Still, she plans to continue teaching and playing music after she retires. “I’ll play myself or play in quartets. Who knows?” she said. “I’m going to do what I want to do. I enjoy playing violin.”
In Brookhaven, Mandolin and guitar player and teacher Clark Brown, who’s 65, says his retirement from a career in the printing business means he can find more time to play music.
Brown first picked up a guitar as a teenager. He wanted to play rock and roll at first. “It was the ‘60s and everybody played guitar. I’d seen the Beatles on TV,” he said. He switched to the mandolin in the 1970s.
About seven years ago, he started playing music fulltime. He performed at church and found jobs at farmers’ markets, weddings and Christmas parties. He arranged Beatles songs and other familiar pop tunes for the mandolin and developed a following.
Now his house is filled with mandolins – he has five – and guitars. He teaches mandolin and guitar at a music school in Decatur. The average age of his students, he said, is about 60.

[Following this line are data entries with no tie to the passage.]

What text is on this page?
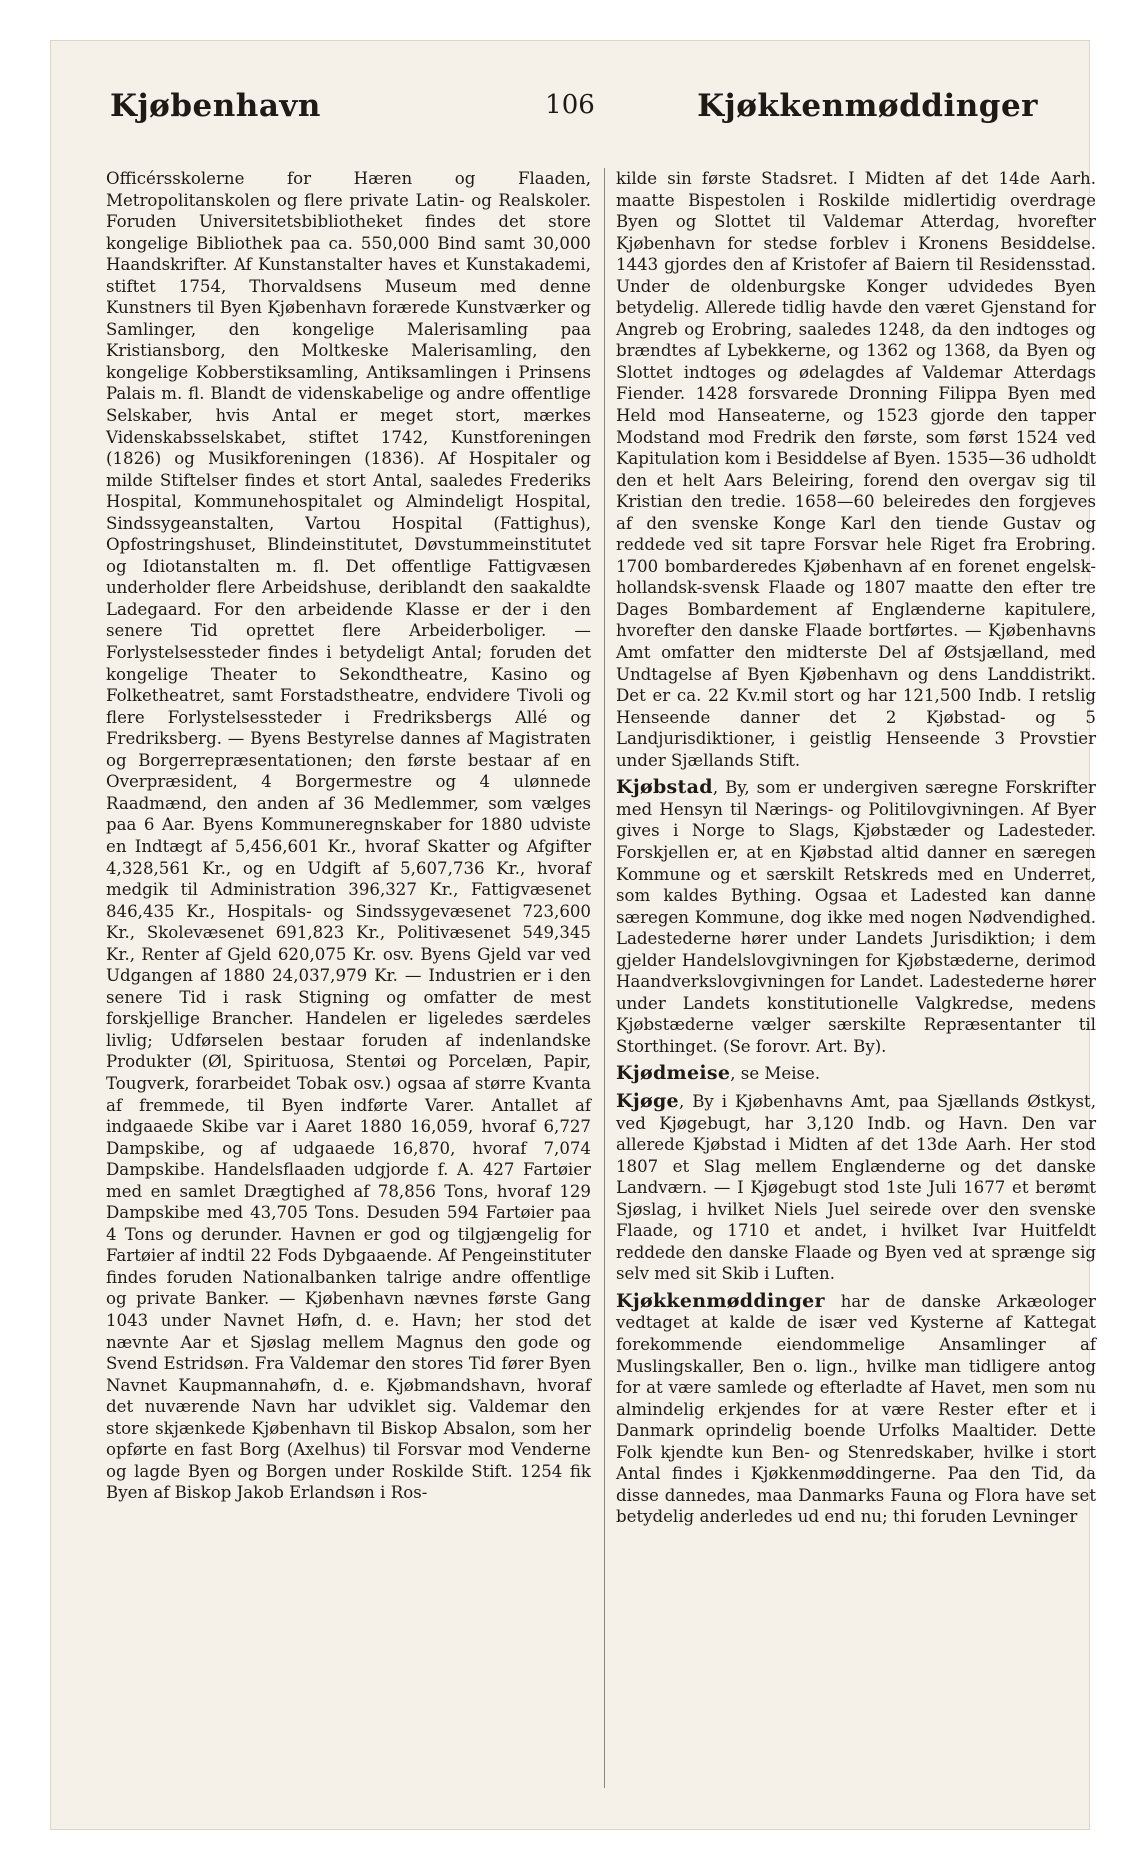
Kjøbenhavn	106	Kjøkkenmøddinger

Officérsskolerne for Hæren og Flaaden, Metropolitanskolen og flere private Latin- og Realskoler. Foruden Universitetsbibliotheket findes det store kongelige Bibliothek paa ca. 550,000 Bind samt 30,000 Haandskrifter. Af Kunstanstalter haves et Kunstakademi, stiftet 1754, Thorvaldsens Museum med denne Kunstners til Byen Kjøbenhavn forærede Kunstværker og Samlinger, den kongelige Malerisamling paa Kristiansborg, den Moltkeske Malerisamling, den kongelige Kobberstiksamling, Antiksamlingen i Prinsens Palais m. fl. Blandt de videnskabelige og andre offentlige Selskaber, hvis Antal er meget stort, mærkes Videnskabsselskabet, stiftet 1742, Kunstforeningen (1826) og Musikforeningen (1836). Af Hospitaler og milde Stiftelser findes et stort Antal, saaledes Frederiks Hospital, Kommunehospitalet og Almindeligt Hospital, Sindssygeanstalten, Vartou Hospital (Fattighus), Opfostringshuset, Blindeinstitutet, Døvstummeinstitutet og Idiotanstalten m. fl. Det offentlige Fattigvæsen underholder flere Arbeidshuse, deriblandt den saakaldte Ladegaard. For den arbeidende Klasse er der i den senere Tid oprettet flere Arbeiderboliger. — Forlystelsessteder findes i betydeligt Antal; foruden det kongelige Theater to Sekondtheatre, Kasino og Folketheatret, samt Forstadstheatre, endvidere Tivoli og flere Forlystelsessteder i Fredriksbergs Allé og Fredriksberg. — Byens Bestyrelse dannes af Magistraten og Borgerrepræsentationen; den første bestaar af en Overpræsident, 4 Borgermestre og 4 ulønnede Raadmænd, den anden af 36 Medlemmer, som vælges paa 6 Aar. Byens Kommuneregnskaber for 1880 udviste en Indtægt af 5,456,601 Kr., hvoraf Skatter og Afgifter 4,328,561 Kr., og en Udgift af 5,607,736 Kr., hvoraf medgik til Administration 396,327 Kr., Fattigvæsenet 846,435 Kr., Hospitals- og Sindssygevæsenet 723,600 Kr., Skolevæsenet 691,823 Kr., Politivæsenet 549,345 Kr., Renter af Gjeld 620,075 Kr. osv. Byens Gjeld var ved Udgangen af 1880 24,037,979 Kr. — Industrien er i den senere Tid i rask Stigning og omfatter de mest forskjellige Brancher. Handelen er ligeledes særdeles livlig; Udførselen bestaar foruden af indenlandske Produkter (Øl, Spirituosa, Stentøi og Porcelæn, Papir, Tougverk, forarbeidet Tobak osv.) ogsaa af større Kvanta af fremmede, til Byen indførte Varer. Antallet af indgaaede Skibe var i Aaret 1880 16,059, hvoraf 6,727 Dampskibe, og af udgaaede 16,870, hvoraf 7,074 Dampskibe. Handelsflaaden udgjorde f. A. 427 Fartøier med en samlet Drægtighed af 78,856 Tons, hvoraf 129 Dampskibe med 43,705 Tons. Desuden 594 Fartøier paa 4 Tons og derunder. Havnen er god og tilgjængelig for Fartøier af indtil 22 Fods Dybgaaende. Af Pengeinstituter findes foruden Nationalbanken talrige andre offentlige og private Banker. — Kjøbenhavn nævnes første Gang 1043 under Navnet Høfn, d. e. Havn; her stod det nævnte Aar et Sjøslag mellem Magnus den gode og Svend Estridsøn. Fra Valdemar den stores Tid fører Byen Navnet Kaupmannahøfn, d. e. Kjøbmandshavn, hvoraf det nuværende Navn har udviklet sig. Valdemar den store skjænkede Kjøbenhavn til Biskop Absalon, som her opførte en fast Borg (Axelhus) til Forsvar mod Venderne og lagde Byen og Borgen under Roskilde Stift. 1254 fik Byen af Biskop Jakob Erlandsøn i Ros-

kilde sin første Stadsret. I Midten af det 14de Aarh. maatte Bispestolen i Roskilde midlertidig overdrage Byen og Slottet til Valdemar Atterdag, hvorefter Kjøbenhavn for stedse forblev i Kronens Besiddelse. 1443 gjordes den af Kristofer af Baiern til Residensstad. Under de oldenburgske Konger udvidedes Byen betydelig. Allerede tidlig havde den været Gjenstand for Angreb og Erobring, saaledes 1248, da den indtoges og brændtes af Lybekkerne, og 1362 og 1368, da Byen og Slottet indtoges og ødelagdes af Valdemar Atterdags Fiender. 1428 forsvarede Dronning Filippa Byen med Held mod Hanseaterne, og 1523 gjorde den tapper Modstand mod Fredrik den første, som først 1524 ved Kapitulation kom i Besiddelse af Byen. 1535—36 udholdt den et helt Aars Beleiring, forend den overgav sig til Kristian den tredie. 1658—60 beleiredes den forgjeves af den svenske Konge Karl den tiende Gustav og reddede ved sit tapre Forsvar hele Riget fra Erobring. 1700 bombarderedes Kjøbenhavn af en forenet engelsk-hollandsk-svensk Flaade og 1807 maatte den efter tre Dages Bombardement af Englænderne kapitulere, hvorefter den danske Flaade bortførtes. — Kjøbenhavns Amt omfatter den midterste Del af Østsjælland, med Undtagelse af Byen Kjøbenhavn og dens Landdistrikt. Det er ca. 22 Kv.mil stort og har 121,500 Indb. I retslig Henseende danner det 2 Kjøbstad- og 5 Landjurisdiktioner, i geistlig Henseende 3 Provstier under Sjællands Stift.

Kjøbstad, By, som er undergiven særegne Forskrifter med Hensyn til Nærings- og Politilovgivningen. Af Byer gives i Norge to Slags, Kjøbstæder og Ladesteder. Forskjellen er, at en Kjøbstad altid danner en særegen Kommune og et særskilt Retskreds med en Underret, som kaldes Bything. Ogsaa et Ladested kan danne særegen Kommune, dog ikke med nogen Nødvendighed. Ladestederne hører under Landets Jurisdiktion; i dem gjelder Handelslovgivningen for Kjøbstæderne, derimod Haandverkslovgivningen for Landet. Ladestederne hører under Landets konstitutionelle Valgkredse, medens Kjøbstæderne vælger særskilte Repræsentanter til Storthinget. (Se forovr. Art. By).

Kjødmeise, se Meise.

Kjøge, By i Kjøbenhavns Amt, paa Sjællands Østkyst, ved Kjøgebugt, har 3,120 Indb. og Havn. Den var allerede Kjøbstad i Midten af det 13de Aarh. Her stod 1807 et Slag mellem Englænderne og det danske Landværn. — I Kjøgebugt stod 1ste Juli 1677 et berømt Sjøslag, i hvilket Niels Juel seirede over den svenske Flaade, og 1710 et andet, i hvilket Ivar Huitfeldt reddede den danske Flaade og Byen ved at sprænge sig selv med sit Skib i Luften.

Kjøkkenmøddinger har de danske Arkæologer vedtaget at kalde de især ved Kysterne af Kattegat forekommende eiendommelige Ansamlinger af Muslingskaller, Ben o. lign., hvilke man tidligere antog for at være samlede og efterladte af Havet, men som nu almindelig erkjendes for at være Rester efter et i Danmark oprindelig boende Urfolks Maaltider. Dette Folk kjendte kun Ben- og Stenredskaber, hvilke i stort Antal findes i Kjøkkenmøddingerne. Paa den Tid, da disse dannedes, maa Danmarks Fauna og Flora have set betydelig anderledes ud end nu; thi foruden Levninger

“I love music,” Brown said. “One of my students the other day said, ‘I haven’t played my mandolin this week,’ and I said, ‘I’ve played three different mandolins and a guitar today.’”
John and Lynda Anderson like playing for an audience, too. “When we play someplace, people know we’re playing for fun. It’s a way to be with people who are like-minded and just want to enjoy an activity together,” Lynda Anderson said one recent afternoon as the couple picked ukulele tunes while sitting on the screen porch of their instrument-filled home.
The Andersons play all sorts of instruments and all sorts of music. John, who’s 70 and retired from a four-decade career at the Centers for Disease Control and Prevention, plays clarinet, banjo, ukulele, guitar, harmonica, squeezebox and hammered dulcimer. Lynda, who’s 69 and a retired schoolteacher, plays mountain dulcimer, recorder, ukulele, guitar and bass guitar.
They perform together publicly a couple of dozen times a year with another pair of musicians as the Ukulele Society of Decatur. John also plays banjo in an old-time country dance band called the Peavine Creek String Band (named for the creek that runs through the yard of their Decatur home) and bass clarinet with the Callanwolde Concert Band.
“It’s fun to play,” John Anderson said. “It’s also fun to have an effect, to perform for people. If people respond to you positively, it’s great.”
Gray says he, too, still feels a thrill when he’s in front of a receptive audience.
“A good show is always fun,” he said. “It was when I was a kid and it is now. When you’re onstage connecting with an audience and when energy is flowing both ways … that has not changed a bit since I was young.”